Qui pourrait deviner que pendant que vous regardez quelqu'un, une autre personne vous observe discrètement avec un sourire froid ?
...
Xu Zhengyang n'avait aucune envie d'assister à une pièce de théâtre, ni d'en mettre une en scène, et encore moins de se comporter comme un singe se produisant pour les autres, en sautillant sur scène.
Il était loin de se douter que tant de gens lui prêteraient attention.
Le fait qu'il soit le nouveau gendre de la famille Li, et que son apparition soit si discrète… Est-ce vraiment si facile d'être le gendre de la famille Li
?
La faction Li était déjà en proie à de profondes turbulences lorsque Xu Zhengyang fit son apparition en tant que gendre légitime. À un moment aussi critique, pourquoi auraient-ils encore le cœur à organiser un tel mariage
? N'est-ce pas là un simple ajout au chaos
? Et bien sûr, cela ne fait qu'attiser les inquiétudes et les soupçons des autres factions.
Les frères, Li Ruiyu et Li Ruiqing, restèrent calmes et silencieux.
Quoi qu'il arrive, si la vérité éclate et qu'il devient impossible de dissimuler plus longtemps la vérité, Xu Zhengyang deviendra un atout majeur pour la famille Li. Cependant, celle-ci souhaite à tout prix préserver la véritable identité de Xu Zhengyang, sauf en cas d'absolue nécessité.
Hôpital central d'Anping.
Xu Zhengyang se tenait devant la salle des urgences, le visage impassible.

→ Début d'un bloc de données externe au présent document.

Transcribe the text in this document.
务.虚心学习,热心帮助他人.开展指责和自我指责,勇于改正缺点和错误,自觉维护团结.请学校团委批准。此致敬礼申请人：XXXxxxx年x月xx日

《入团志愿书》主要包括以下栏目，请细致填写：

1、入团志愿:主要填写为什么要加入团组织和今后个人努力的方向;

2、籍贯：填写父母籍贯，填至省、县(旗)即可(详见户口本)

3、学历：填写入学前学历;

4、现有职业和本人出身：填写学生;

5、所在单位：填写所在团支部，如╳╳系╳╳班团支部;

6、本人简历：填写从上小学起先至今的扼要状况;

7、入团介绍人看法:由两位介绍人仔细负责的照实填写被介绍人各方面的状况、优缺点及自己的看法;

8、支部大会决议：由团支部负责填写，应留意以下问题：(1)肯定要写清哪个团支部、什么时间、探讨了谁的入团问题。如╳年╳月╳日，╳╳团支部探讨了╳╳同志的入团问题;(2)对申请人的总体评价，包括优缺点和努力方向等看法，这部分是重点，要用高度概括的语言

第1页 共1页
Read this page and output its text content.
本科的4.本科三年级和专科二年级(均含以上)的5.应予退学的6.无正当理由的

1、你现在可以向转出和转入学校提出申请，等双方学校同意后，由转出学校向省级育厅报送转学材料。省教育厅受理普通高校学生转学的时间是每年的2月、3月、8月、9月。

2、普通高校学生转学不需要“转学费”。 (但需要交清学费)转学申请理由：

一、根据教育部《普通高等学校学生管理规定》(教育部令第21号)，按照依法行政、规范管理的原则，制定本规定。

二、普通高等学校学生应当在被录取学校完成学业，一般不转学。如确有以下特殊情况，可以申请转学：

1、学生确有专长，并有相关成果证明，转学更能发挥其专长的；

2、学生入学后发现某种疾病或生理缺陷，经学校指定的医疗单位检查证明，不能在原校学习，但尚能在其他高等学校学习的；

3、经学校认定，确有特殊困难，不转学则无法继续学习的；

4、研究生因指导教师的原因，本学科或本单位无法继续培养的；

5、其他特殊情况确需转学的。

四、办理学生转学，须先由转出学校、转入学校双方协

Outre la colère, une peur persistante l'habitait. Imaginez un peu : que se serait-il passé si ce coup, cette unique balle, avait atteint Xu Zhengyang à la tête ? La main droite de Xu Zhengyang était crispée, sous l'effet de la colère ou de la tension, et ses doigts tremblaient légèrement lorsqu'il les tendit.
Tout au long de son parcours, Xu Zhengyang, malgré sa force absolue, craignait constamment qu'un jour un événement soudain et hors de son contrôle ne lui ôte la vie, faisant de lui le dieu le plus tragique de l'histoire.
Zhang Zhiqiang et les trois policiers arrivés plus tard restèrent à l'écart. Logiquement, ils auraient dû menotter Xu Zhengyang et l'emmener en premier. Après tout, il s'était battu en public et avait grièvement blessé plusieurs personnes. Comment pouvaient-ils le laisser à l'hôpital avec ses amis
?
Cependant, Zhang Zhiqiang a violé ses devoirs et les règlements en tant qu'officier de police et a même empêché ses deux subordonnés de menotter Xu Zhengyang.
Il était évident que Xu Zhengyang ne montrait absolument aucun signe de fuite.
Mais qui est donc cet homme ?
Soudain, Xu Zhengyang leva la tête, les sourcils légèrement froncés, et se tourna pour se diriger vers la cage d'escalier.
Deux policiers tentèrent aussitôt de se précipiter pour maîtriser Xu Zhengyang, mais celui-ci les plaqua facilement au sol, chacun d'une main, puis poursuivit son chemin sans broncher. Zhang Zhiqiang s'avança rapidement pour empêcher ses deux subordonnés de dégainer leurs armes, leur ordonnant de rester sur place et de monter la garde. Puis, il se lança seul à la poursuite de Xu Zhengyang.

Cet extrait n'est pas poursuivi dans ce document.